6. Downright Divine: Kilfenora
The birthplace of one of Ireland’s oldest ceili dance bands, Kilfenora looks like it’s been petrified by the surrounding peat bogs. The gabled Kilfenora Cathedral is known for its high crosses, particularly the oversize Doorty Cross that depicts Saint Peter blessing Kilfenora’s upgrade from a monastic to a diocesan site in the 12th century. Agriculture’s also key here. Learn about it with Eva and Stephen Hegarty on a tour of their Burren Free Range Pork Farm, complete with samples of products made from the British Saddleback swine. A stay in the farm’s Burren Glamping trailer comes with a breakfast of thick-cut bacon, tender sausage, eggs, and toast with homemade jam.
A stone wall accents a bucolic Burren landscape near Kilfenora.
PHOTOGRAPH BY KARL-HEINZ RAACH, LAIF/REDUX
7. On the Scent: Carran
Tucked into the rocky highlands of the Carran, the Burren Perfumery distils the essence of the surrounding flora into small-batch fragrances, lotions, soaps, and candles. The newest perfume, launching in spring, incorporates meadowsweet and wild ivy, which visitors can smell in the flourishing herb garden out back. To get beneath the Burren’s stone surface, however, book a tour of the Slieve Carran Nature Reserve with Heart of Burren Walks. Enthusiastic guide Tony Kirby shares facts and legends about the Carran Turlough (a disappearing lake), Saint Colman’s Hermitage, ancient monuments, and the hardy wildflowers that manage to bloom from cracks in the limestone.
8. Ocean Bound: Bell Harbour
As you head back to the coast, turn into the 300-year-old family farm that houses Hazel Mountain Chocolate. A window into the kitchen lets visitors watch as the confections—infused with Burren honey, hazelnuts, elderberry, and seaweed—are handcrafted from bean to bar. Continue to the late 12th-century Corcomroe Abbey and the adjacent remains of an Iron Age hilltop fort. Then hunt for Julia’s Lobster Truck, which slings fish and chips, steamed mussels, and lobster rolls on weekends outside Daly’s bar.
Near Bell Harbour, find the ruins of 12th-century Corcomroe Abbey.
PHOTOGRAPH BY DBIMAGES, ALAMY STOCK PHOTO
9. Fish and Scripts: Flaggy Shore
If you miss the seafood truck, you can still get your fill of local scallops, crab, lobster, and gigas oysters on the waterfront at Linnane’s Bar, located in a centuries-old former cottage-pub-post office.
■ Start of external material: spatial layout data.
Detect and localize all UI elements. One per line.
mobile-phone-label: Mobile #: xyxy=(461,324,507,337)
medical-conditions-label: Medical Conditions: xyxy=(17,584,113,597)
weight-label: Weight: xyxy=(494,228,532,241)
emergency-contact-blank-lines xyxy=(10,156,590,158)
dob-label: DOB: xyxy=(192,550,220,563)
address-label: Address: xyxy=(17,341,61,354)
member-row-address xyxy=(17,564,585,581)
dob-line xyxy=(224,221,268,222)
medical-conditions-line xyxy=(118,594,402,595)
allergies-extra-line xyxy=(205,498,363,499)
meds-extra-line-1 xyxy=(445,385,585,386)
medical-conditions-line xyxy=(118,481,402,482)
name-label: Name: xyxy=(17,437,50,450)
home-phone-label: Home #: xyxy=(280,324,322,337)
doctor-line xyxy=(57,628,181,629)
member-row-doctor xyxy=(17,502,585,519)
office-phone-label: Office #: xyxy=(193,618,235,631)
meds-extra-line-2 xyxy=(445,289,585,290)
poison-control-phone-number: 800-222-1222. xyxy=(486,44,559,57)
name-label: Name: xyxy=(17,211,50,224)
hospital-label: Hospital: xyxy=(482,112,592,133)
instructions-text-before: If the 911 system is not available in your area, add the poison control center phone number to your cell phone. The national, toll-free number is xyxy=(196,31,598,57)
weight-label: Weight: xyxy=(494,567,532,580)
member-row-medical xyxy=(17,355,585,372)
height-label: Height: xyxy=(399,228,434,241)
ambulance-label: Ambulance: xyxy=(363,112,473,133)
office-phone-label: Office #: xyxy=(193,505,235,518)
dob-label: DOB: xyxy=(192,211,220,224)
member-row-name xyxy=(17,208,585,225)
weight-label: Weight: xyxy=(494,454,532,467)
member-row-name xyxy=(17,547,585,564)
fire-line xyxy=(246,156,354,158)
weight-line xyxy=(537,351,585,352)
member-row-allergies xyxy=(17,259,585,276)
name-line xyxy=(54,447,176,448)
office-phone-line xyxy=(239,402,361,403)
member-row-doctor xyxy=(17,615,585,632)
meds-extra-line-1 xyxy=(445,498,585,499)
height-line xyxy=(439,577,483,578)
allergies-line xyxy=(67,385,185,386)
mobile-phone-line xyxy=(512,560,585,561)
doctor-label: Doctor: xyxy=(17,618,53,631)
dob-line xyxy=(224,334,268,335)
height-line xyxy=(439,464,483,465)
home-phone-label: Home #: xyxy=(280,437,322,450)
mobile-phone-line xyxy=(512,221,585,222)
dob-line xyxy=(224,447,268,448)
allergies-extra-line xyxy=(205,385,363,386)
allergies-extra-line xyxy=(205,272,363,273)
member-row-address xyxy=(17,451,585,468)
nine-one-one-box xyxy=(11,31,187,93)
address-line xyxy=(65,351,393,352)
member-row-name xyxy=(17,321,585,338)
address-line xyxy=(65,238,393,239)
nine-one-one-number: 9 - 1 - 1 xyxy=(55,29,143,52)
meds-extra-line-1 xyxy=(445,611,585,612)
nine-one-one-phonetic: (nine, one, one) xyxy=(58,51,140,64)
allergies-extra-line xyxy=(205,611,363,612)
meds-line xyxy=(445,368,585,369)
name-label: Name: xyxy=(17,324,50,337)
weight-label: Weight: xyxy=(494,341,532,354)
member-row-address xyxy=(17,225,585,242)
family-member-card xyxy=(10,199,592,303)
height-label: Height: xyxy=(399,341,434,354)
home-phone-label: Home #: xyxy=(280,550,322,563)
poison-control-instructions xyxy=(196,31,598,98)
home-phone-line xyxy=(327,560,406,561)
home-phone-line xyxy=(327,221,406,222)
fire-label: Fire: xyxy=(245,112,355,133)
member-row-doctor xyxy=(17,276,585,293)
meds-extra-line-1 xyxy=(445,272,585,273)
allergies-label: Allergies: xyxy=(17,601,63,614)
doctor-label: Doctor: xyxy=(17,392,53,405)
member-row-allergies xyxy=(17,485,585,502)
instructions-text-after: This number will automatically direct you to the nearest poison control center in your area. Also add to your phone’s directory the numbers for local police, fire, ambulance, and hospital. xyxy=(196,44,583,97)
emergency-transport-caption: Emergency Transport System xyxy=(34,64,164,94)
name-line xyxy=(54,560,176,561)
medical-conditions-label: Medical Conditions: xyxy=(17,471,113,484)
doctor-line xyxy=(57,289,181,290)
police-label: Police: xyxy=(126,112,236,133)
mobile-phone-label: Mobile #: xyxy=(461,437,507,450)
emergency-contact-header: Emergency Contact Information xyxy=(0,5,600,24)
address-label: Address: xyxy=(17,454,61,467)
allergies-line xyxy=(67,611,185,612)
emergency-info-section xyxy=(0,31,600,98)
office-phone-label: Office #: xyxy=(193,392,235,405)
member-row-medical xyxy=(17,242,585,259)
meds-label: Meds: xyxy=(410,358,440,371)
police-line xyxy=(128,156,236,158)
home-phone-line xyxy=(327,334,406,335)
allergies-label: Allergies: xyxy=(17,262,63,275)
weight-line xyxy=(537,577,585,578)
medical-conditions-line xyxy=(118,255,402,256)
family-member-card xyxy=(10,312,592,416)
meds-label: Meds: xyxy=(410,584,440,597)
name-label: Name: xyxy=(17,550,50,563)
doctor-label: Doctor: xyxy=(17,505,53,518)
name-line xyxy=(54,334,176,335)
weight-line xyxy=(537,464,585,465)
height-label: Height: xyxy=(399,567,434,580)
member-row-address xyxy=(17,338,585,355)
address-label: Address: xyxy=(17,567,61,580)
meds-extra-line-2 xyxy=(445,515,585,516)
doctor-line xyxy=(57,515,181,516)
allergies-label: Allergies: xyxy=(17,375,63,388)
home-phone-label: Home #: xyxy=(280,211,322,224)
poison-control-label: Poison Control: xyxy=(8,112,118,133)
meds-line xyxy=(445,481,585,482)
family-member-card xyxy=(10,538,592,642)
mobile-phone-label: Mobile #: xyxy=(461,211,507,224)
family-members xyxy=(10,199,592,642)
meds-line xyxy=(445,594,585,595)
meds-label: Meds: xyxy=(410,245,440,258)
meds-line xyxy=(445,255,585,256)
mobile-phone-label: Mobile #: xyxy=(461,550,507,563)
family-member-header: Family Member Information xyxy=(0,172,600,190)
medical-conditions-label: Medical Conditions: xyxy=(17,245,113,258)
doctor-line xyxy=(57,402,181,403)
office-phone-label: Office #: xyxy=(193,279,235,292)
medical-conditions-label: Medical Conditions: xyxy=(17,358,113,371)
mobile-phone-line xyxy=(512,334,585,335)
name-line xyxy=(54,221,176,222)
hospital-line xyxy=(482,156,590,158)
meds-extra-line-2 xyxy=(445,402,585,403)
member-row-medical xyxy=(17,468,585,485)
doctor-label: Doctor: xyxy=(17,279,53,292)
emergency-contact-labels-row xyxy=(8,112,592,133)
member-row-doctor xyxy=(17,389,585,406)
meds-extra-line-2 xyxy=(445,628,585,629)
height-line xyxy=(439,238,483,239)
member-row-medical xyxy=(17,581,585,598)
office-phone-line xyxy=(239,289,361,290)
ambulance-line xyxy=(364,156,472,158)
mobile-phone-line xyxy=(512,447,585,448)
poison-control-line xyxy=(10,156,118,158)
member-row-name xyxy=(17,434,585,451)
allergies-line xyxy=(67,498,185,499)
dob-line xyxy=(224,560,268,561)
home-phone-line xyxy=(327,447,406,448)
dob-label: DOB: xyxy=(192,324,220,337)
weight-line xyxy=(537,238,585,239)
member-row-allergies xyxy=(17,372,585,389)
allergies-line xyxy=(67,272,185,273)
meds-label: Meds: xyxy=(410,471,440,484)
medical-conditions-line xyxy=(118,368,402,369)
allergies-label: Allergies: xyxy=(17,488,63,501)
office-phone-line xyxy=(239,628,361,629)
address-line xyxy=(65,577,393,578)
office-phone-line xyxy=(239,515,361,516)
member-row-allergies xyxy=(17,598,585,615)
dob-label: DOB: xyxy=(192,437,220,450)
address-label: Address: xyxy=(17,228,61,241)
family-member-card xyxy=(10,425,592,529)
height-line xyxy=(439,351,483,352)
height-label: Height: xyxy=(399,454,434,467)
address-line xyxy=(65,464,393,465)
A sweet spot for dessert is Café Linnalla Ice Cream. The most westerly ice cream parlour in Europe scoops creative flavours, from foraged blackberry to Baileys Irish Cream with sea salt to wild sea buckthorn (which tastes surprisingly like peach). Take your cone on a walk to the owners’ eighth-generation dairy farm, which supplies milk for the ice cream. Then amble out to the fossil-strewn Flaggy Shore, described by poet Seamus Heaney in “Postscript” as a place that can “catch the heart off guard and blow it open.”
10. Artists’ Retreat: Ballyvaughan
As twilight falls, settle in at Gregans Castle Hotel, a luxe hideaway frequented by Heaney as well as J.R.R. Tolkien and Steven Spielberg. In the rooms—named after local wildflowers, places, and people—antique furnishings sit beside family heirlooms and modern art. Tolkien fans should book the Martyn Suite, the former home’s kitchen, where the owner, Frank Martyn, and the author gathered for drinks in the 1950s. For an end-of-the-road splurge, indulge in the restaurant’s nine-course tasting menu, which features Irish delicacies such as spring lamb, rich cheeses, plump cherries, and wild mushrooms. Raise a glass of wine to the craic (good times), and say, “Slainte!”